Where frameworks are used, their application to guide the full evaluation process from planning to reporting can improve the quality of reporting of their use. A focus on evaluation at the design and development stages of interventions and a clear understanding of the purpose of the evaluation can help to ensure outcome measures are linked to framework components. However, there is a need to improve understanding of how framework and intervention components are defined. Training and documentation can play a role, but more consistent and precise reporting within the scientific literature is needed. Our set of indicators (see Table 3) can be used to guide the reporting of framework use. Those reporting an evaluation study can apply the indicators as a checklist to provide a clear and consistent description of how framework components have been applied across all stages of the evaluation. Reviewers and journal editors can also play a role in using the checklists available to appraise evaluation reports.

Strengths and limitations

The strengths of this study are that we developed a comprehensive checklist of indicators to appraise the use and reporting of evaluation frameworks, based on a widely accepted coding scheme designed to assess the use and reporting of theory [29]. Our checklist and its use as a guide to data extraction was piloted and developed iteratively, and agreed by all authors.

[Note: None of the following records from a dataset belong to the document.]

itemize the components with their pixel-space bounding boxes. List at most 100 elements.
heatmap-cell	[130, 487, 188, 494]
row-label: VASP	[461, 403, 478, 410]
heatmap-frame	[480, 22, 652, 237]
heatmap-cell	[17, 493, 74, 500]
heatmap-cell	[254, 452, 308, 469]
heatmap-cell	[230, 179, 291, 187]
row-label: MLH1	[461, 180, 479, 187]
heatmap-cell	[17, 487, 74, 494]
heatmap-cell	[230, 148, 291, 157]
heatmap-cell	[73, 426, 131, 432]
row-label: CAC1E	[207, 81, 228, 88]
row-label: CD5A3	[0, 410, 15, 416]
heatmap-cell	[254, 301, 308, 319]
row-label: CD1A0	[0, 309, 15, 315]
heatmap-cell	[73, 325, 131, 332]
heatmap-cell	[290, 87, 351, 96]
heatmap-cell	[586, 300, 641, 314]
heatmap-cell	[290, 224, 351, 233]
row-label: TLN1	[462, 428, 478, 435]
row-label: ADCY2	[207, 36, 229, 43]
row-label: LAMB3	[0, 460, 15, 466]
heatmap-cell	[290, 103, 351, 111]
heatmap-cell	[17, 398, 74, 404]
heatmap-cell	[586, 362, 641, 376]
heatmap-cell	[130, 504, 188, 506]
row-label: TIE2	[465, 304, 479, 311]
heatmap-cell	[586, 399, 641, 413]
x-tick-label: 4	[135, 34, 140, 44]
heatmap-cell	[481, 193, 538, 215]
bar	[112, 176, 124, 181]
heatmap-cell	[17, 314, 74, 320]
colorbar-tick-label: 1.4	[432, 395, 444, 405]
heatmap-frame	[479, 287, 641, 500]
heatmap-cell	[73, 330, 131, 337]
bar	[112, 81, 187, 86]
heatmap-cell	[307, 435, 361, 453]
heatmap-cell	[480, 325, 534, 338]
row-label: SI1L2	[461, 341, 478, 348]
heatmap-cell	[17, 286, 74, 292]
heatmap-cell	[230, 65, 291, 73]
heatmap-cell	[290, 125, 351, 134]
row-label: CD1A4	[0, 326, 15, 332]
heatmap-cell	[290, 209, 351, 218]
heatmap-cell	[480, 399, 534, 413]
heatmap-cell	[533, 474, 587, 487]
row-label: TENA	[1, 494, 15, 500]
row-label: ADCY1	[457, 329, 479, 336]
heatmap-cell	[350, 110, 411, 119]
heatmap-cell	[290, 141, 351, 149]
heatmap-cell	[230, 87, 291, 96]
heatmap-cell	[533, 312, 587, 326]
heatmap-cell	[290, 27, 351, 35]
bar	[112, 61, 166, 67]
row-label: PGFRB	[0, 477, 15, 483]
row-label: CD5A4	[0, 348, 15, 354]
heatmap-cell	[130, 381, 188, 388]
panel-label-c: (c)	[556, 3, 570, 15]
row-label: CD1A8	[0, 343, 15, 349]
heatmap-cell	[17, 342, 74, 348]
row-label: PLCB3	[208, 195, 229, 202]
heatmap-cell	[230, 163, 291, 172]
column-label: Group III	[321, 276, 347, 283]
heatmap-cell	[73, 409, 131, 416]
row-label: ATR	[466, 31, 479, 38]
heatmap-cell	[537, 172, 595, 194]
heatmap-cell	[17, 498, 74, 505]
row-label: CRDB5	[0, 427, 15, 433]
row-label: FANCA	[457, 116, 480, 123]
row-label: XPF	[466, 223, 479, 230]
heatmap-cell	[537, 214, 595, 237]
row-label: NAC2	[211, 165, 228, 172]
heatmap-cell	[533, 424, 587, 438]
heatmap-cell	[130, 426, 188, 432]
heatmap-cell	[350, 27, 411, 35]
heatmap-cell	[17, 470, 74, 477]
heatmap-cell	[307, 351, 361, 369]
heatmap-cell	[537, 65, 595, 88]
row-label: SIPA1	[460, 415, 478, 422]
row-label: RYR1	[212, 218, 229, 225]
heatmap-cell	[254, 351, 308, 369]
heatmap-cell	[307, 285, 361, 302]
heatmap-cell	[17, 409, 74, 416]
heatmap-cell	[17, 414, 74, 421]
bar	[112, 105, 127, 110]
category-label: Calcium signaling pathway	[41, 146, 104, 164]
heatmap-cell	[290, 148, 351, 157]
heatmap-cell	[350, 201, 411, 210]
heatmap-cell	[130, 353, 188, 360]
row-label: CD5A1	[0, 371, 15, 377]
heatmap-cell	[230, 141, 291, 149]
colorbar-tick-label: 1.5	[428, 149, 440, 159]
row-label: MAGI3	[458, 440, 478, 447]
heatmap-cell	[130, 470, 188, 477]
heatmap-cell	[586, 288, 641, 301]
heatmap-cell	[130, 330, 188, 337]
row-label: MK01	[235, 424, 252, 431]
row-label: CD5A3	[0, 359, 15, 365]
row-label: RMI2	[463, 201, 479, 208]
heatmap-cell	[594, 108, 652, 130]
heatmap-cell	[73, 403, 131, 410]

This enabled us to review the use and reporting of different frameworks.

Limitations of our study include the fact that some studies may use frameworks or framework components in a way that is implied but not explicitly stated, and we acknowledge that this may have led to underrepresentation of the full use made of evaluation frameworks. A more detailed assessment of evaluation studies against each specific framework’s components may have provided greater insight into the limitations or fidelity of use and reporting of frameworks. This was not practical to do within a single review of multiple evaluation frameworks. Extracting details of outcome measures (findings) and intervention characteristics for all physical activity evaluation studies may have enabled a fuller appraisal of the quality of the studies and a comparison between those using and those not using an evaluation framework. This may have provided further insights on the impact of using evaluation frameworks on the quality of the evaluation study, however this was beyond the scope of this review.

Conclusion

Despite the use of evaluation frameworks being advocated to improve the rigour of evaluation studies, frameworks are underused and reported inconsistently in many studies. Applying an evaluation framework to inform both the evaluation and reporting of physical activity intervention studies facilitates a more systematic evaluation study. However, intervention and framework components need to be more precisely and consistently defined and documented to help improve the quality of reporting. Variability in the quality of reporting limits the comparability and transferability of evidence. This means that critical evidence that could be used to inform interventions to support the health of the population is not making it into the public domain. The indicators we developed enabled us to appraise the use and reporting of a range of different evaluation frameworks within evaluations of physical activity interventions. These indicators can be used by those reporting an evaluation to guide them in developing a systematic evaluation report, and by reviewers and journal editors to appraise evaluation studies that have reported the use of an evaluation framework.